Title: Equity-Minded Principles for Presidential Searches in Higher Education
Author(s): Jorge Burmicky, Kevin R. McClure, Jordan Gonzales, Cameron J. McCoy
Source: American Council on Education (ACE) & TIAA Institute
ACE has partnered with the TIAA Institute through the American College President Study on a new report that identifies five equity-minded principles for conducting presidential searches.
The report explores key steps of the typical search process and connects equity-minded principles to each step with the goal of changing the protocols, practices, and norms that form the pathway to the college presidency.
The report found that a search based on equality would allow governing boards and search committees to identify the best qualified candidate for the presidency while also providing a foundation for equity and stability as institutions manage current political, educational, and societal issues.
The five equity-minded principles outlined in this brief offer a way for governing boards and search committees to disrupt traditional hiring routines formed by norms and ameliorate the exclusion of highly qualified individuals who have been historically marginalized in these processes:
- Challenge perceptions of what constitutes a good candidate: Recognize that talent comes in many forms and don’t tie risk and level of experience together for decision making.

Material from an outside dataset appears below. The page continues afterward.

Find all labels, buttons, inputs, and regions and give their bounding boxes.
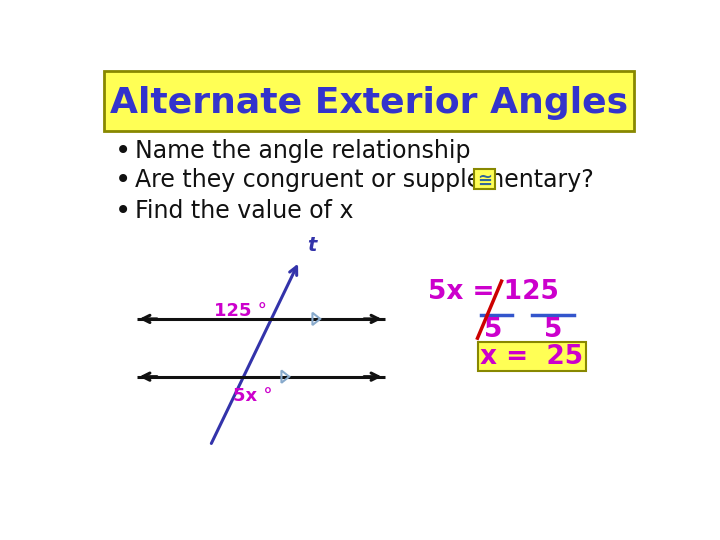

- Don’t expect minoritized candidates to be superheroes, and be prepared to support them.
- Examine implicit bias and participate in meaningful bias training: Creates a committee to reflect on biases and focus on intentional open-mindedness.
- Shape an intentional and inclusive presidential leadership prospectus: Use a written prospectus that feels inclusive and does not make candidates “self-select out.”
- Be mindful in the selection of search firms.
The report recommends when going through the search process to ask equity-minded questions such as:
- How can your firm make the search equitable for all candidates?
- What is your firm’s history of hiring finalists from diverse and nontraditional backgrounds?
- What practices does your firm employ during the search to address mechanisms of exclusion, microaggressions, and bias toward candidates?
- How does the firm you intend to hire train consultants to recognize their biases?
- Does your firm offer bias training to committee and board members? How is their bias training different from the one offered at your institution, assuming you have one?
- How does your firm ensure that the members of the search committee adhere to the equity-minded principles taught in the training?